4. The blade server system according to claim 3, wherein the central circuit board has a bus, the communication signal are outputted to the system management unit via the isolation circuit and the bus.

5. The blade server system according to claim 4, wherein the isolation circuit comprises:

a first NMOS transistor, wherein the source of the first NMOS transistor is coupled with the signal line, the gate of the first NMOS transistor receives the control signal outputted by the system management unit; and

a second NMOS transistor, wherein the drain of the second NMOS transistor is coupled with the drain of the first NMOS transistor, the gate of the second NMOS transistor receives the control signal outputted by the system management unit, when the blade server is disposed on the central circuit board via connector, the source of the second NMOS transistor is electrically connected with the bus.

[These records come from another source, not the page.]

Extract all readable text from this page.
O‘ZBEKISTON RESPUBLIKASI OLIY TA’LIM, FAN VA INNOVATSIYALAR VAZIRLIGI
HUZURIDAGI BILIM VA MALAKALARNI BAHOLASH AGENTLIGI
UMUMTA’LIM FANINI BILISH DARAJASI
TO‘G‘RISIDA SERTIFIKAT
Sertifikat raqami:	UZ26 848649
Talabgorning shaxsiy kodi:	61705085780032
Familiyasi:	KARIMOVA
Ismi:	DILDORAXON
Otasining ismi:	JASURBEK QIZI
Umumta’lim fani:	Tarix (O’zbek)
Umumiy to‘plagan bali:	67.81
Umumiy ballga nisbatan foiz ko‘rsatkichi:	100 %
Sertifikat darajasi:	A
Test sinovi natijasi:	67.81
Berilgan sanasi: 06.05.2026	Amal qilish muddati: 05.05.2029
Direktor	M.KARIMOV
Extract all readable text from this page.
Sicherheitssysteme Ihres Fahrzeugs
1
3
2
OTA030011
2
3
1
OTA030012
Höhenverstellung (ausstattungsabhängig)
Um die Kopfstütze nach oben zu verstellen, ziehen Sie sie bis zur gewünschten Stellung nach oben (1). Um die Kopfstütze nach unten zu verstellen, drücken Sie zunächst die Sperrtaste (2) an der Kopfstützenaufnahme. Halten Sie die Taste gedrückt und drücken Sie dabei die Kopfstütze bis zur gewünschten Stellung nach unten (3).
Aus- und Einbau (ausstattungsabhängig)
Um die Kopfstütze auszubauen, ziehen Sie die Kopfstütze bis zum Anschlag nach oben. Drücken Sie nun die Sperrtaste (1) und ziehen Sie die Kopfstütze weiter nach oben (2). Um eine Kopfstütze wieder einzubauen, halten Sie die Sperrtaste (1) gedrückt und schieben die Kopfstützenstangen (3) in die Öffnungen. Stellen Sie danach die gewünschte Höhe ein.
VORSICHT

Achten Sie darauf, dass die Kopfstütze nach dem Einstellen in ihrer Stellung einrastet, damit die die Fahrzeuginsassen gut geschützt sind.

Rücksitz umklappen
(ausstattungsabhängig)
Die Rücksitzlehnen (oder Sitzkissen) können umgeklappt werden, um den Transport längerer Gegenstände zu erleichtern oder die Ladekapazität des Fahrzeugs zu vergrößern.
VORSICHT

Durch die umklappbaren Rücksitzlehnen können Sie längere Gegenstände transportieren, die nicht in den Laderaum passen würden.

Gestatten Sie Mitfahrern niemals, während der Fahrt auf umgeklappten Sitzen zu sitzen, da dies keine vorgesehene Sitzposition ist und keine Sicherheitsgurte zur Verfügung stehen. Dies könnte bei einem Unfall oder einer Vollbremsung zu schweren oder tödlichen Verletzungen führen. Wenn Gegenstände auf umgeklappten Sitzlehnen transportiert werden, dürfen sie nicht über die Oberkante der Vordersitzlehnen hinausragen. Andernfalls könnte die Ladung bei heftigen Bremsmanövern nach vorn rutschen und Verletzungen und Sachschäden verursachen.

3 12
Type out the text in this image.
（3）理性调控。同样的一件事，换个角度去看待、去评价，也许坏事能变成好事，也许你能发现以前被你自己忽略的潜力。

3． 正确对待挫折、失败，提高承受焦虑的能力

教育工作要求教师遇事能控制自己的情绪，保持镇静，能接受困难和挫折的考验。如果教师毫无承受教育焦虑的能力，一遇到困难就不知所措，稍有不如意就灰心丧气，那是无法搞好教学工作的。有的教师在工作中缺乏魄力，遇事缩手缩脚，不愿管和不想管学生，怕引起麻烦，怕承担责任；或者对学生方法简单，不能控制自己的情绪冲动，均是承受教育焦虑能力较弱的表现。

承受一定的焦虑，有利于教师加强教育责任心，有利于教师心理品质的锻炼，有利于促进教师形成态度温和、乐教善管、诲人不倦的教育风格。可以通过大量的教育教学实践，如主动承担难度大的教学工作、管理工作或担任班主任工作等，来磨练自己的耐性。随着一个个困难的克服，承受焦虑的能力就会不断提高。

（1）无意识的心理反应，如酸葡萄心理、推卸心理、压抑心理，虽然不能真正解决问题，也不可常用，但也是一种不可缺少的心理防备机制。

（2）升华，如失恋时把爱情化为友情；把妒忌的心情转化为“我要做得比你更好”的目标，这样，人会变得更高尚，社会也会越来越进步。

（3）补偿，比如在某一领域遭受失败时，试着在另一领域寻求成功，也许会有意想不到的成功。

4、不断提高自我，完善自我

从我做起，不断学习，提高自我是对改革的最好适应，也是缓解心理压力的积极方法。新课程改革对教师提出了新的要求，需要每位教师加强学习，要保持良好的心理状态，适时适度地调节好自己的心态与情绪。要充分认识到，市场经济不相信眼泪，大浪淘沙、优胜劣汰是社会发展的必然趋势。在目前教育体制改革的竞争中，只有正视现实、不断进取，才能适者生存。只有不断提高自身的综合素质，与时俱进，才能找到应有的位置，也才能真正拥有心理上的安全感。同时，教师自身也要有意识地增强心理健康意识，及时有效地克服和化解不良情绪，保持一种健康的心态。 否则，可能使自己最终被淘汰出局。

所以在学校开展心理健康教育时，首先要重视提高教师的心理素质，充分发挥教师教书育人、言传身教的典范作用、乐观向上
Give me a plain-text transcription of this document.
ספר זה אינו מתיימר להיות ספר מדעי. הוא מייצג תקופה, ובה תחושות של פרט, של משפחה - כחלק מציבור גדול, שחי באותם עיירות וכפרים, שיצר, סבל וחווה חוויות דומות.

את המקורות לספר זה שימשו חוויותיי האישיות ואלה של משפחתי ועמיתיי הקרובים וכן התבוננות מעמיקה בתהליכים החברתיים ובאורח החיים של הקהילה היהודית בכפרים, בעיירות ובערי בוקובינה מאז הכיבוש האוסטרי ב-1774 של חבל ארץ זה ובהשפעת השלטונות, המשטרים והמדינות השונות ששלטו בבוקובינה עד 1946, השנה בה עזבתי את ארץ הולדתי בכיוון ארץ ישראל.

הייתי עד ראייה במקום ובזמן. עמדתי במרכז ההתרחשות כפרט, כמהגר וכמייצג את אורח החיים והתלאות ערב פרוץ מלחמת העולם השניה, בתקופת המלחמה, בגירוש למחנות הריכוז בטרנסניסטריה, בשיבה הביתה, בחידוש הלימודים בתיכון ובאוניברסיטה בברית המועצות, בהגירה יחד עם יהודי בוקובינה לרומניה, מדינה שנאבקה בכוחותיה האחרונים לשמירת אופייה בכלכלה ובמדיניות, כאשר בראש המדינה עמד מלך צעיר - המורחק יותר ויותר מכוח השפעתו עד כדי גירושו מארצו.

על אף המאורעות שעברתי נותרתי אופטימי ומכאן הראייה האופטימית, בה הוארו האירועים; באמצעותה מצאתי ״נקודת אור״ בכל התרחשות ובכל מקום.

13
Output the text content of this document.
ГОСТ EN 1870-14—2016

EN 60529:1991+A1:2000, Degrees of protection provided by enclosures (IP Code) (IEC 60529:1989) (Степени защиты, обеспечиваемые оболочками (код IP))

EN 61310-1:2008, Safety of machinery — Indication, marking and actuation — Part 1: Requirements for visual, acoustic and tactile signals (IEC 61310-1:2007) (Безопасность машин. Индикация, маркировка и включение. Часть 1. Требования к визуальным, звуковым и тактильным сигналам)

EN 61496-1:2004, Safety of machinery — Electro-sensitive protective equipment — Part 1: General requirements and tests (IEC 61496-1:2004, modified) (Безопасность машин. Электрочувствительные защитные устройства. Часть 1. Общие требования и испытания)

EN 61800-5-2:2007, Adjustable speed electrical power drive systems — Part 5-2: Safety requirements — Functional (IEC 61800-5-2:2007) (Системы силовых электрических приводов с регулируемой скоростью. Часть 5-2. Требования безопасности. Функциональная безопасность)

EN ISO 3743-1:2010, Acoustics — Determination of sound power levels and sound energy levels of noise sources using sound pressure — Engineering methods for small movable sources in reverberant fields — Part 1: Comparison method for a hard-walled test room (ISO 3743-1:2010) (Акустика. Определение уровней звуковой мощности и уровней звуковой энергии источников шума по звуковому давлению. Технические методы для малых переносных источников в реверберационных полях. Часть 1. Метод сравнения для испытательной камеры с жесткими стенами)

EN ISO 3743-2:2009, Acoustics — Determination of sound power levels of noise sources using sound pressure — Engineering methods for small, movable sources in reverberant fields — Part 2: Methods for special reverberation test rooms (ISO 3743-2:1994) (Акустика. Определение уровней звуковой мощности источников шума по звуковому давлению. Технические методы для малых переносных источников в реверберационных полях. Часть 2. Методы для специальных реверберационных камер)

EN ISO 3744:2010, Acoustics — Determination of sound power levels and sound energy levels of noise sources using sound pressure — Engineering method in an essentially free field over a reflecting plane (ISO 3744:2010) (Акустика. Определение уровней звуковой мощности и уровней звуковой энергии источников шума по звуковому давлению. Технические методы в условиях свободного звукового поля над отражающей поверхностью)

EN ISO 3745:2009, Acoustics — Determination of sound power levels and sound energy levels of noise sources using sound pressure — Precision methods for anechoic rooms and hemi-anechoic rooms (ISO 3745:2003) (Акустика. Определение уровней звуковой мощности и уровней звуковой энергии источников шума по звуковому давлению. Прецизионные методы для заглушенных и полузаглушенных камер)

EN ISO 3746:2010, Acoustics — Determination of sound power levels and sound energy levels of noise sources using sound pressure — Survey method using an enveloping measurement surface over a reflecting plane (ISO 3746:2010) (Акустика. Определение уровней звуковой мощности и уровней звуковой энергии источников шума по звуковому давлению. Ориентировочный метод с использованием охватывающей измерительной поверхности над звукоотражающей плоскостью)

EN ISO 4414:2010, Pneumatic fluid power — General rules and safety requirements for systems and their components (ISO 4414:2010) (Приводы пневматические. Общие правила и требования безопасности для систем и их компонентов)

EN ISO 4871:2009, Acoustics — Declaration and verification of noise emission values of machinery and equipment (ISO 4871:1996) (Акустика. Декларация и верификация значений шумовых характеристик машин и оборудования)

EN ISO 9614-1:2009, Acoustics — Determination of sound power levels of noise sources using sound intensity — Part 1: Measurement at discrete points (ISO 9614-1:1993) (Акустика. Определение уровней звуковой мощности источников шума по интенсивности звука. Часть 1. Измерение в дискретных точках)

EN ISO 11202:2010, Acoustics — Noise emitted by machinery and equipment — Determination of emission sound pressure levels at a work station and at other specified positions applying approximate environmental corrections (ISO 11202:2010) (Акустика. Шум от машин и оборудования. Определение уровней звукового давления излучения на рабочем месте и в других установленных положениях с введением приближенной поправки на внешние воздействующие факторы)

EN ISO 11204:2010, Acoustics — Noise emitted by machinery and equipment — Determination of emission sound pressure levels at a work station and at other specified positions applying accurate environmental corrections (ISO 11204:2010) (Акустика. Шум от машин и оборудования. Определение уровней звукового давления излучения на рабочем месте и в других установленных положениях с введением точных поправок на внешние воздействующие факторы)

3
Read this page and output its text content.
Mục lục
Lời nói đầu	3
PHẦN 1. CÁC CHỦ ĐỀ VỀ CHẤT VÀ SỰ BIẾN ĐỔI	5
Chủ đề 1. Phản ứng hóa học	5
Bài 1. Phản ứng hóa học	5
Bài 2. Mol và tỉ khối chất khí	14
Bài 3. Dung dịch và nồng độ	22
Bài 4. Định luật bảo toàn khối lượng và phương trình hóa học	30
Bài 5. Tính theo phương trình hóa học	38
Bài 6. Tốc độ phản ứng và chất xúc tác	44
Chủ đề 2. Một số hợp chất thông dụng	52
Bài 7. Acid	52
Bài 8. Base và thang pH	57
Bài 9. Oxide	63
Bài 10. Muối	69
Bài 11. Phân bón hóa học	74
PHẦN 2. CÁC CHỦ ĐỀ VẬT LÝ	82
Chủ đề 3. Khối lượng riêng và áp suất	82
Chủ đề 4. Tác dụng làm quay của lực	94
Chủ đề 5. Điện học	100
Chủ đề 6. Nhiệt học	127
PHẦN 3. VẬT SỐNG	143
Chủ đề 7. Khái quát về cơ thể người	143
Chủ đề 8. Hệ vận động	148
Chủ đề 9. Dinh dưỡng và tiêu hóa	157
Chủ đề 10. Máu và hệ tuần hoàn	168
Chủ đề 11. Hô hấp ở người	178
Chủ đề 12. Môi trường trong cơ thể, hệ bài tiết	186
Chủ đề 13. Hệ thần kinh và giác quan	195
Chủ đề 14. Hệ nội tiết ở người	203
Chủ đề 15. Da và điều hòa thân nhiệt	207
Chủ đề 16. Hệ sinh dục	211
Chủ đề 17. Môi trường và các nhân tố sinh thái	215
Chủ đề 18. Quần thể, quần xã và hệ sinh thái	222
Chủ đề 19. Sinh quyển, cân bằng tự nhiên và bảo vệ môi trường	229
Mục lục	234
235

6. The blade server system according to claim 5, wherein the isolation circuit further comprises a first diode and a second diode, the source of the first NMOS transistor is coupled with the P-polarity of the first diode, the drain of the first NMOS transistor is coupled with the N-polarity of the first diode, the source of the second NMOS transistor is coupled with the P-polarity of the second diode, the drain of the second NMOS transistor is coupled with the N-polarity of the second diode.

7. The blade server system according to claim 3, wherein the isolation circuit comprises:

a first resistor and a second resistor, wherein a first end of the first resistor is grounded, and a first end of the second the resistor is grounded;

a third NMOS transistor, wherein the third drain of the NMOS transistor is coupled with the signal line and is coupled with a second end of the first resistor, the gate of the third NMOS transistor receives the control signal outputted by the system management unit; and

a fourth NMOS transistor, wherein the fourth source of the NMOS transistor is coupled with the source of the third NMOS transistor, and the drain of the fourth NMOS transistor is coupled with a second end of the second resistor, when the blade server is disposed on the central circuit board via the connector, the drain of the fourth NMOS transistor is electrically connected with the bus, the gate of the fourth NMOS transistor receives the control signal outputted by the system management unit.

8. The blade server system according to claim 7, wherein the isolation circuit further comprises a third diode and a fourth diodes, the source of the third NMOS transistor is coupled with the P-polarity of the third diode, the drain of the third NMOS transistor is coupled with the N-polarity of the third diode, the source of the fourth NMOS transistor is coupled with the P-polarity of the fourth diode, the drain of the fourth NMOS transistor is coupled with the N-polarity of the fourth diode.

9. The blade server system according to claim 1, wherein the signal line complies with inter-integrated circuit bus specification (12C) or communications port (COM) specification.